UPPMD – Treat NMD meeting in Budapest
If I’m telling you something you already know, forgive me. Treat NMD is a program funded by the European Union (EU) and lead by several groups in Europe. The purpose of Treat NMD is to build an infrastructure that would be able to facilitate care, clinical trials, treatment, and cure for individuals with neuromuscular disease, currently focused on Duchenne and SMA. They received 20Million Euros from the EU to organize and develop essential tools – registry, standards for care, outcome measures on the care side, and standardization on the scientific side (genetic testing, animal testing, etc).
I am a member of the STAC (steering committee) for Treat NMD and each year the Treat NMD group meets with their advisors to report on progress and next steps. It is wonderful to see progress (global registry, care considerations/standards of care) with CDC (thanks to your advocacy efforts!) and the development of outcome measures. You already know the 6 minute walk has been validated and used as the primary outcome measure in the PTC124 trial. You can expect to see the 6 minute walk as a primary outcome measure in the upcoming exon skipping trials (avi/prosensa). Outcome measures for the non-ambulatory boys are in development and with some luck (cross fingers and pray) you will see evidence of this before the end of this year.
It is frustrating, I know, on so many levels. ALL boys should be able to participate in upcoming trials. This is essential, critical, and fair – you know it, I know it, and we will keep pushing for it until it is set in stone.
While Treat NMD has made amazing progress in the last 2 years and is now poised and ready to perform clinical trials, I did mention that some of us have been waiting for the last many (many) years to see this happen, so amazing progress is amazing, but real progress is action – clinical trials, treatment, and cure.

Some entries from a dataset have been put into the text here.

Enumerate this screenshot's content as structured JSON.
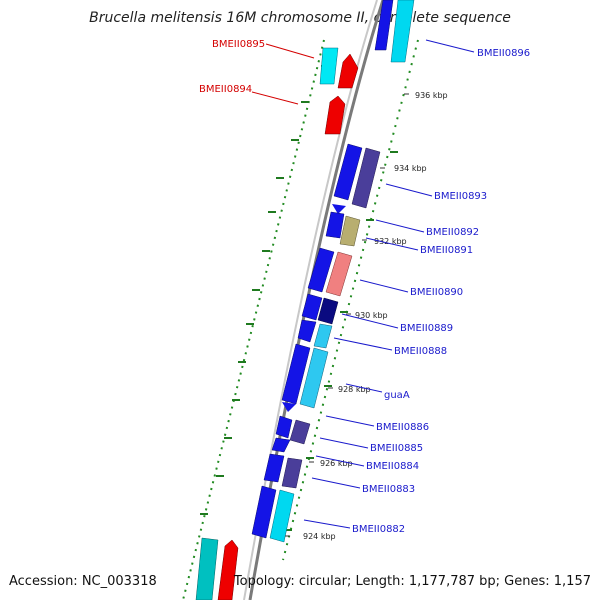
{
  "title": "Brucella melitensis 16M chromosome II, complete sequence",
  "accession": "Accession: NC_003318",
  "summary": "Topology: circular; Length: 1,177,787 bp; Genes: 1,157",
  "colors": {
    "backbone": "#888888",
    "gc_dots": "#228b22",
    "label_red": "#d40000",
    "label_blue": "#1a1acc",
    "tick_text": "#222222"
  },
  "ticks": [
    "924 kbp",
    "926 kbp",
    "928 kbp",
    "930 kbp",
    "932 kbp",
    "934 kbp",
    "936 kbp"
  ],
  "labels": [
    {
      "text": "BMEII0895",
      "color": "red"
    },
    {
      "text": "BMEII0894",
      "color": "red"
    },
    {
      "text": "BMEII0896",
      "color": "blue"
    },
    {
      "text": "BMEII0893",
      "color": "blue"
    },
    {
      "text": "BMEII0892",
      "color": "blue"
    },
    {
      "text": "BMEII0891",
      "color": "blue"
    },
    {
      "text": "BMEII0890",
      "color": "blue"
    },
    {
      "text": "BMEII0889",
      "color": "blue"
    },
    {
      "text": "BMEII0888",
      "color": "blue"
    },
    {
      "text": "guaA",
      "color": "blue"
    },
    {
      "text": "BMEII0886",
      "color": "blue"
    },
    {
      "text": "BMEII0885",
      "color": "blue"
    },
    {
      "text": "BMEII0884",
      "color": "blue"
    },
    {
      "text": "BMEII0883",
      "color": "blue"
    },
    {
      "text": "BMEII0882",
      "color": "blue"
    }
  ]
}
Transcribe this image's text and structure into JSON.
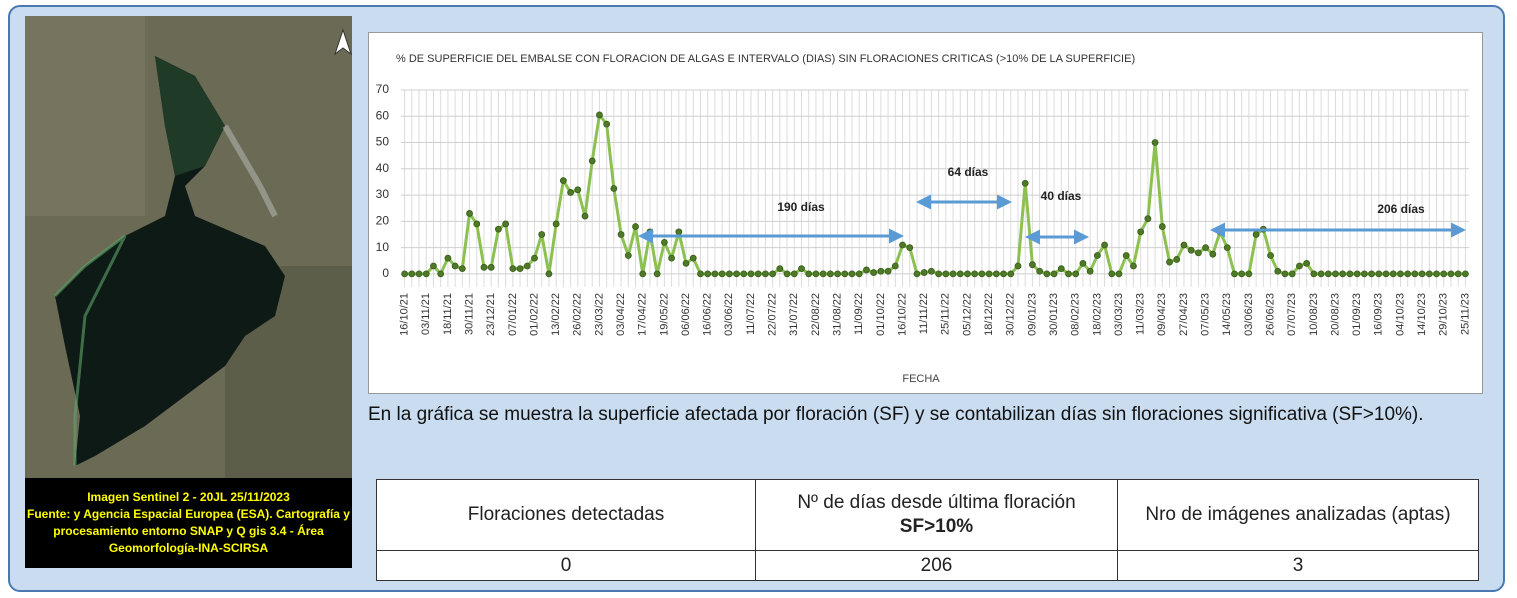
{
  "chart_data": {
    "type": "line",
    "title": "% DE SUPERFICIE DEL EMBALSE CON FLORACION DE ALGAS E INTERVALO (DIAS) SIN FLORACIONES CRITICAS (>10% DE LA SUPERFICIE)",
    "x_label": "FECHA",
    "categories": [
      "16/10/21",
      null,
      null,
      "03/11/21",
      null,
      null,
      "18/11/21",
      null,
      null,
      "30/11/21",
      null,
      null,
      "23/12/21",
      null,
      null,
      "07/01/22",
      null,
      null,
      "01/02/22",
      null,
      null,
      "13/02/22",
      null,
      null,
      "26/02/22",
      null,
      null,
      "23/03/22",
      null,
      null,
      "03/04/22",
      null,
      null,
      "17/04/22",
      null,
      null,
      "19/05/22",
      null,
      null,
      "06/06/22",
      null,
      null,
      "16/06/22",
      null,
      null,
      "03/06/22",
      null,
      null,
      "11/07/22",
      null,
      null,
      "22/07/22",
      null,
      null,
      "31/07/22",
      null,
      null,
      "22/08/22",
      null,
      null,
      "31/08/22",
      null,
      null,
      "11/09/22",
      null,
      null,
      "01/10/22",
      null,
      null,
      "16/10/22",
      null,
      null,
      "11/11/22",
      null,
      null,
      "25/11/22",
      null,
      null,
      "05/12/22",
      null,
      null,
      "18/12/22",
      null,
      null,
      "30/12/22",
      null,
      null,
      "09/01/23",
      null,
      null,
      "30/01/23",
      null,
      null,
      "08/02/23",
      null,
      null,
      "18/02/23",
      null,
      null,
      "03/03/23",
      null,
      null,
      "11/03/23",
      null,
      null,
      "09/04/23",
      null,
      null,
      "27/04/23",
      null,
      null,
      "07/05/23",
      null,
      null,
      "14/05/23",
      null,
      null,
      "03/06/23",
      null,
      null,
      "26/06/23",
      null,
      null,
      "07/07/23",
      null,
      null,
      "10/08/23",
      null,
      null,
      "20/08/23",
      null,
      null,
      "01/09/23",
      null,
      null,
      "16/09/23",
      null,
      null,
      "04/10/23",
      null,
      null,
      "14/10/23",
      null,
      null,
      "29/10/23",
      null,
      null,
      "25/11/23"
    ],
    "values": [
      0,
      0,
      0,
      0,
      3,
      0,
      6,
      3,
      2,
      23,
      19,
      2.5,
      2.5,
      17,
      19,
      2,
      2,
      3,
      6,
      15,
      0,
      19,
      35.5,
      31,
      32,
      22,
      43,
      60.5,
      57,
      32.5,
      15,
      7,
      18,
      0,
      16,
      0,
      12,
      6,
      16,
      4,
      6,
      0,
      0,
      0,
      0,
      0,
      0,
      0,
      0,
      0,
      0,
      0,
      2,
      0,
      0,
      2,
      0,
      0,
      0,
      0,
      0,
      0,
      0,
      0,
      1.5,
      0.5,
      1,
      1,
      3,
      11,
      10,
      0,
      0.5,
      1,
      0,
      0,
      0,
      0,
      0,
      0,
      0,
      0,
      0,
      0,
      0,
      3,
      34.5,
      3.5,
      1,
      0,
      0,
      2,
      0,
      0,
      4,
      1,
      7,
      11,
      0,
      0,
      7,
      3,
      16,
      21,
      50,
      18,
      4.5,
      5.5,
      11,
      9,
      8,
      10,
      7.5,
      16,
      10,
      0,
      0,
      0,
      15,
      17,
      7,
      1,
      0,
      0,
      3,
      4,
      0,
      0,
      0,
      0,
      0,
      0,
      0,
      0,
      0,
      0,
      0,
      0,
      0,
      0,
      0,
      0,
      0,
      0,
      0,
      0,
      0,
      0
    ],
    "color": "#8cc152",
    "marker_color": "#4e7a27",
    "ylim": [
      -5,
      70
    ],
    "yticks": [
      0,
      10,
      20,
      30,
      40,
      50,
      60,
      70
    ],
    "grid": true,
    "annotations": [
      "190 días",
      "64 días",
      "40 días",
      "206 días"
    ]
  },
  "image": {
    "caption": [
      "Imagen Sentinel 2 - 20JL 25/11/2023",
      "Fuente: y Agencia Espacial Europea (ESA). Cartografía y",
      "procesamiento entorno SNAP y Q gis 3.4 - Área",
      "Geomorfología-INA-SCIRSA"
    ]
  },
  "text": "En la gráfica se muestra la superficie afectada por floración (SF) y se contabilizan días sin floraciones significativa (SF>10%).",
  "table": {
    "header": [
      "Floraciones detectadas",
      [
        "Nº de días desde última floración",
        "SF>10%"
      ],
      "Nro de imágenes analizadas (aptas)"
    ],
    "rows": [
      [
        0,
        206,
        3
      ]
    ]
  }
}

Enough with the infrastructure already, let’s move.
2009 Advocacy Conference
It is amazing what this community can do. Last week 70 of us were on Capitol Hill, informing new members about Duchenne and meeting old friends. Our ‘ask’ is to increase NIH funding as the payline is now 8% or less, and to increase CDC’s program in Duchenne. Seems a simple ask, but in this economy with extraordinary needs, it is BIG and keeping Duchenne in the forefront is critical. Our advocacy efforts are perhaps the most successful fundraiser: more than $8 million /year in Duchenne research. Not bad. With the stimulus package, NIH will receive $8 billion dollars across the 22 institutes. This should improve the payline and hopefully the number of Duchenne specific submissions will be successful.

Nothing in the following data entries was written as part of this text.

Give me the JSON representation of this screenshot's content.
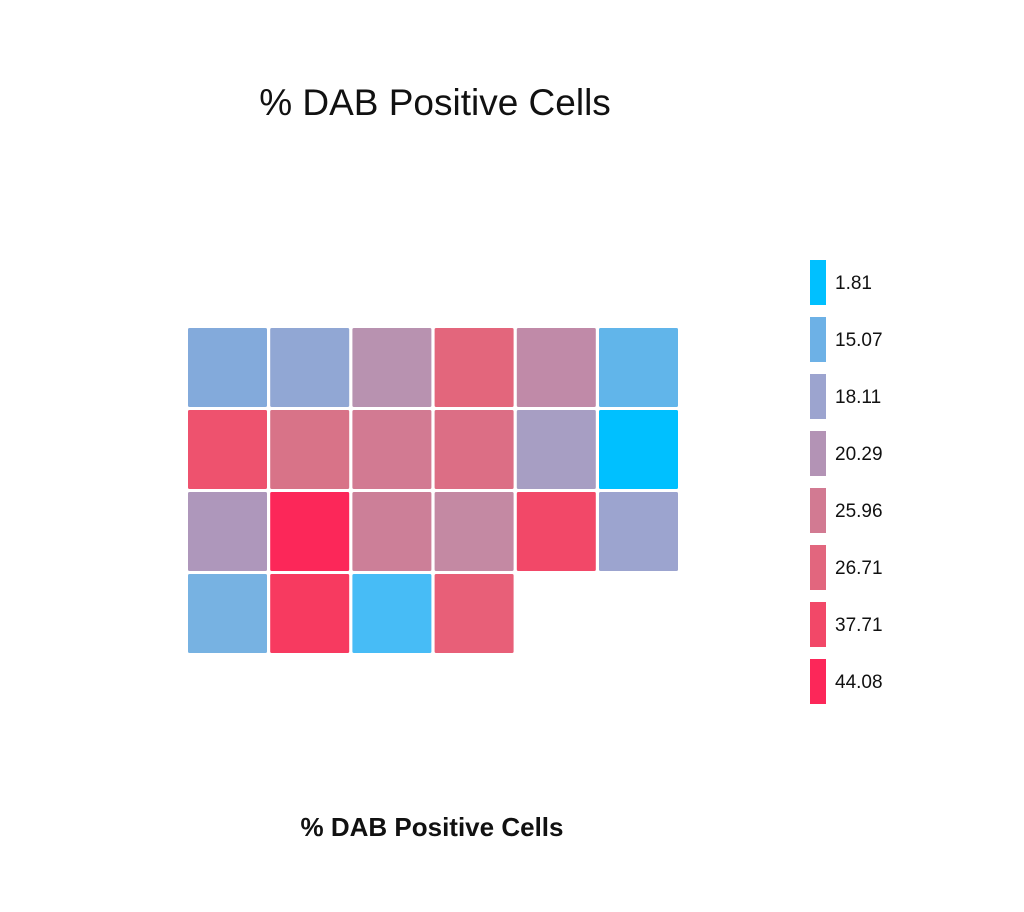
{
  "chart_data": {
    "type": "heatmap",
    "title": "% DAB Positive Cells",
    "subtitle": "% DAB Positive Cells",
    "columns": 6,
    "cells": [
      {
        "value": 14,
        "color": "#83aadb"
      },
      {
        "value": 17,
        "color": "#91a7d4"
      },
      {
        "value": 21,
        "color": "#b892b0"
      },
      {
        "value": 30,
        "color": "#e3667c"
      },
      {
        "value": 23,
        "color": "#c08aa8"
      },
      {
        "value": 8,
        "color": "#61b5ea"
      },
      {
        "value": 36,
        "color": "#ee526e"
      },
      {
        "value": 27,
        "color": "#d87388"
      },
      {
        "value": 26,
        "color": "#d27a92"
      },
      {
        "value": 28,
        "color": "#dc6e85"
      },
      {
        "value": 19,
        "color": "#a79ec3"
      },
      {
        "value": 1.81,
        "color": "#00c0ff"
      },
      {
        "value": 20,
        "color": "#ae97bb"
      },
      {
        "value": 44.08,
        "color": "#fc2759"
      },
      {
        "value": 25,
        "color": "#cc7f98"
      },
      {
        "value": 24,
        "color": "#c489a3"
      },
      {
        "value": 38,
        "color": "#f24868"
      },
      {
        "value": 18,
        "color": "#9ca4cf"
      },
      {
        "value": 12,
        "color": "#77b2e2"
      },
      {
        "value": 40,
        "color": "#f73a60"
      },
      {
        "value": 5,
        "color": "#47bcf6"
      },
      {
        "value": 31,
        "color": "#e85f78"
      }
    ],
    "legend": {
      "placement": "right",
      "items": [
        {
          "label": "1.81",
          "color": "#00c0ff"
        },
        {
          "label": "15.07",
          "color": "#6db1e6"
        },
        {
          "label": "18.11",
          "color": "#9ca4cf"
        },
        {
          "label": "20.29",
          "color": "#b393b5"
        },
        {
          "label": "25.96",
          "color": "#d27a92"
        },
        {
          "label": "26.71",
          "color": "#e2667e"
        },
        {
          "label": "37.71",
          "color": "#f24868"
        },
        {
          "label": "44.08",
          "color": "#fc2759"
        }
      ]
    }
  }
}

And last, one little story. After the Treat NMD meeting in Budapest, John Porter (NIH program director) and I had a few hours to walk around Budapest. We took the subway to the river and walked across the Danube to the castle. We walked up the steps to a very old church, one that had been badly damaged in WW2 and then again by the Russians on several occasions. It was obvious that the church had been wounded and repaired and wounded again. But it stood, strong and sound, filled with echos of past generations. John and I were amazed at the structure and the wonder of how people joined together to plan, build such a structure, and then survive under horrific circumstances. Together we went into the church and prayed. We prayed that together all of us are building scientifically strong and ultimately successful possibilities for our sons.
I thought about my own journey over the last 25 years. How I thought on that day Duchenne entered my life, that my life was over and my family would crumble. As I walked across the Danube River bridge and into that church, I realized that this journey, while difficult and sometimes filled with tears, is good in so many ways. I thought about how thankful I am that I have all of you in my life, people I would have never had the gift of knowing. There is a silver lining in Duchenne, though difficult to find on most days – I know all too well. John and I were alone in that church, but we realized all of you were there with us, praying to end Duchenne, stop it in its tracks for all of our sons, everywhere. I could feel Chris and Patrick smiling and sending their strength.